No Brasil, 7 milhões de pessoas ainda passam fome. Por isso é impossível não fazer um recorte de classe na análise da operação Carne Fraca.
Por Isadora Rupp
Desde a semana passada, somos bombardeados com novas informações, problemas e consequências da operação Carne Fraca – as irregularidades escancararam uma verdade óbvia que nos permeia: nós não temos ideia de onde vem a nossa comida. E não demorou para as redes sociais virarem um ringue entre onívoros x vegetarianos (cujo discurso foi do: eu já sabia).

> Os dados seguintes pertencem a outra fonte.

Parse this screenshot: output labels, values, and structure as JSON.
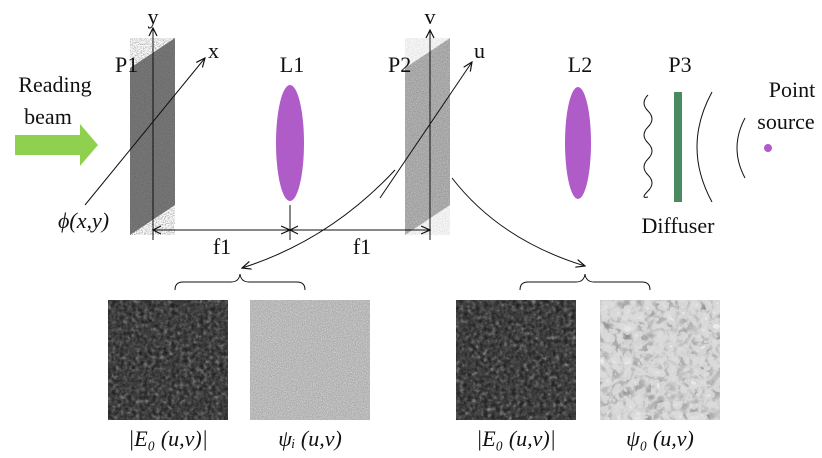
{
  "labels": {
    "p1": "P1",
    "y": "y",
    "x": "x",
    "reading": "Reading",
    "beam": "beam",
    "phi": "ϕ(x,y)",
    "l1": "L1",
    "p2": "P2",
    "v": "v",
    "u": "u",
    "l2": "L2",
    "p3": "P3",
    "point": "Point",
    "source": "source",
    "diffuser": "Diffuser",
    "f1a": "f1",
    "f1b": "f1"
  },
  "images": [
    {
      "caption": "|E₀ (u,v)|"
    },
    {
      "caption": "ψᵢ (u,v)"
    },
    {
      "caption": "|E₀ (u,v)|"
    },
    {
      "caption": "ψ₀ (u,v)"
    }
  ]
}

É fato: todos os problemas, irregularidades, maus processos e falta de ética (com os animais e trabalhadores) não são novidades nessa indústria. Estão em livros como O Dilema do Onívoro, de Michael Pollan, ou no documentário quase homônimo ao da operação da PF, A Carne é Fraca. Mas o discurso do julgamento não é efetivo para que possamos pensar de forma mais crítica sobre a indústria da carne (sejamos onívoros ou vegetarianos).
Simplesmente porque, nesse debate, é impossível não fazer o recorte de classe. E, veja: isso inclui não só a carne, mas outros produtos que a indústria alimentícia, cujo trabalho de propaganda e marketing é tão bem feito, fez com que a gente passasse a crer que são melhores do que feijão com arroz.

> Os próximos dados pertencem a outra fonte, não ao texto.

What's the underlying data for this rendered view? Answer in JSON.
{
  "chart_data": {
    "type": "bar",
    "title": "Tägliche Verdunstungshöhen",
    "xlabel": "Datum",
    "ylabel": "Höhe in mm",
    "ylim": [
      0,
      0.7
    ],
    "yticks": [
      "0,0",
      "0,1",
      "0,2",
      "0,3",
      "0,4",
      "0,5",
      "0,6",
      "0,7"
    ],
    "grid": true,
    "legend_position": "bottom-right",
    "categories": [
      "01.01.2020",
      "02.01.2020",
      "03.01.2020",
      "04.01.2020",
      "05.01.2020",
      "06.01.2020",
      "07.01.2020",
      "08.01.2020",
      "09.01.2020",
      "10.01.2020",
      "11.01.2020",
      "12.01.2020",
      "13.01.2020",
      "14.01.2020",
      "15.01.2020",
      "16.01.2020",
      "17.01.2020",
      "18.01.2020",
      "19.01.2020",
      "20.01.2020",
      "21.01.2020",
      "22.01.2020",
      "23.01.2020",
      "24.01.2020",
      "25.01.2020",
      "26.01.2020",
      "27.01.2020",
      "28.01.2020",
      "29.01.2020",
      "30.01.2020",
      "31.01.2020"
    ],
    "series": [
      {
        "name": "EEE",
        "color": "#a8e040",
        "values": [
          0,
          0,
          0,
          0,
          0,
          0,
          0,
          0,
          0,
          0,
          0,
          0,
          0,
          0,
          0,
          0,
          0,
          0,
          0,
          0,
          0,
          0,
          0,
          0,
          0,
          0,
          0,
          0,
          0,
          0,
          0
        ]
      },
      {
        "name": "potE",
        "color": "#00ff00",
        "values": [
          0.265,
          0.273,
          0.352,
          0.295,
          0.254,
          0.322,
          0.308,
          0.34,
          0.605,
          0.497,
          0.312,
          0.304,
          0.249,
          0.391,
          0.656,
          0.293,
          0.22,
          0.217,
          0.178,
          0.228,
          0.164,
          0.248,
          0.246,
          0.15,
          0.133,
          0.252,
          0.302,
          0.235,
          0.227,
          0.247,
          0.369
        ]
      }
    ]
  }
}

Como dizer a uma pessoa que nunca pode bancar um pedaço de carne bovina, por exemplo, e que passou a pode bancar há alguns anos, que ela deve considerar reduzir o seu consumo? Ou, que ela deve aprender de onde é a procedência, comprar de um produtor de confiança, se o seu dia a dia é tomado pelo trabalho e ela mal tem tempo e disposição de dar uma passada no supermercado?
A carne, o churrasco, são de certa forma um símbolo de ascensão social: agora, posso ter carne no prato todos os dias, chamar os amigos para um churrasco todo o fim de semana. É um símbolo de status. E é preciso levar isso em consideração também.

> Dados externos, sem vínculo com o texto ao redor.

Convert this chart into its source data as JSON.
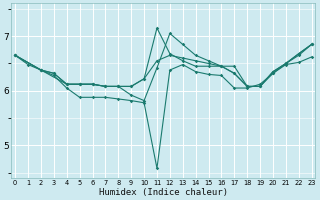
{
  "xlabel": "Humidex (Indice chaleur)",
  "background_color": "#ceeaf0",
  "grid_color": "#ffffff",
  "line_color": "#1a7a6e",
  "x_ticks": [
    0,
    1,
    2,
    3,
    4,
    5,
    6,
    7,
    8,
    9,
    10,
    11,
    12,
    13,
    14,
    15,
    16,
    17,
    18,
    19,
    20,
    21,
    22,
    23
  ],
  "y_ticks": [
    5,
    6,
    7
  ],
  "ylim": [
    4.4,
    7.6
  ],
  "xlim": [
    -0.3,
    23.3
  ],
  "series": [
    {
      "x": [
        0,
        1,
        2,
        3,
        4,
        5,
        6,
        7,
        8,
        9,
        10,
        11,
        12,
        13,
        14,
        15,
        16,
        17,
        18,
        19,
        20,
        21,
        22,
        23
      ],
      "y": [
        6.65,
        6.48,
        6.38,
        6.28,
        6.05,
        5.88,
        5.88,
        5.88,
        5.85,
        5.82,
        5.78,
        4.58,
        6.38,
        6.48,
        6.35,
        6.3,
        6.28,
        6.05,
        6.05,
        6.12,
        6.32,
        6.48,
        6.52,
        6.62
      ]
    },
    {
      "x": [
        0,
        2,
        3,
        4,
        5,
        6,
        7,
        8,
        9,
        10,
        11,
        12,
        13,
        14,
        15,
        16,
        17,
        18,
        19,
        20,
        21,
        22,
        23
      ],
      "y": [
        6.65,
        6.38,
        6.32,
        6.12,
        6.12,
        6.12,
        6.08,
        6.08,
        5.92,
        5.82,
        6.42,
        7.05,
        6.85,
        6.65,
        6.55,
        6.45,
        6.32,
        6.08,
        6.08,
        6.35,
        6.5,
        6.68,
        6.85
      ]
    },
    {
      "x": [
        0,
        2,
        3,
        4,
        5,
        6,
        7,
        8,
        9,
        10,
        11,
        12,
        13,
        14,
        15,
        16,
        17,
        18,
        19,
        20,
        21,
        22,
        23
      ],
      "y": [
        6.65,
        6.38,
        6.32,
        6.12,
        6.12,
        6.12,
        6.08,
        6.08,
        6.08,
        6.22,
        7.15,
        6.68,
        6.55,
        6.45,
        6.45,
        6.45,
        6.45,
        6.08,
        6.08,
        6.35,
        6.5,
        6.68,
        6.85
      ]
    },
    {
      "x": [
        0,
        2,
        4,
        5,
        6,
        7,
        8,
        9,
        10,
        11,
        12,
        13,
        14,
        15,
        16,
        17,
        18,
        19,
        20,
        21,
        22,
        23
      ],
      "y": [
        6.65,
        6.38,
        6.12,
        6.12,
        6.12,
        6.08,
        6.08,
        6.08,
        6.22,
        6.55,
        6.65,
        6.6,
        6.55,
        6.5,
        6.45,
        6.32,
        6.08,
        6.08,
        6.32,
        6.5,
        6.65,
        6.85
      ]
    }
  ]
}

Por isso, nesse embate de vegetarianos e onívoros, creio que é imprescindível pensarmos primeiro, e sempre, no fator classe. Pensar sobre o que comemos e ter informações suficientes para escolher ainda é algo muito incipiente e restrito a uma elite (mesmo com esforços do Guia Alimentar para a População Brasileira, que quer disseminar uma cultura do cuidado com a alimentação).
Infelizmente, nem todo mundo tem tempo de refletir e se empoderar sobre a sua alimentação: se quer comer carne ou não, se vai questionar a indústria, se vai cozinhar. A grande, grande mesmo, parte das pessoas, não encontra tempo para isso porque trabalha demais, está exausto e tem pouco dinheiro para priorizar qualidade.
Então: que a gente possa sair, ao menos um pouco, de nossos pedestais privilegiados.
Em tempo:
– Não estou defendendo onívoros.
– Apoio a causa vegetariana.
– Fome ainda é uma realidade cruel no mundo. No Brasil, são 7 milhões em média, segundo o IBGE, nesta situação.
– Na terça-feira (21), a ONU fez um alerta sobre a epidemia de fome que atinge o Iêmen, Sudão, Nigéria e Somália: 20 milhões de pessoas. Situação classificada pela organização como a “pior desde 1945”.
Assista ao documentário ‘A Carne é Fraca’ na íntegra no YouTube :
[Fonte: www.aescotilha.com.br ]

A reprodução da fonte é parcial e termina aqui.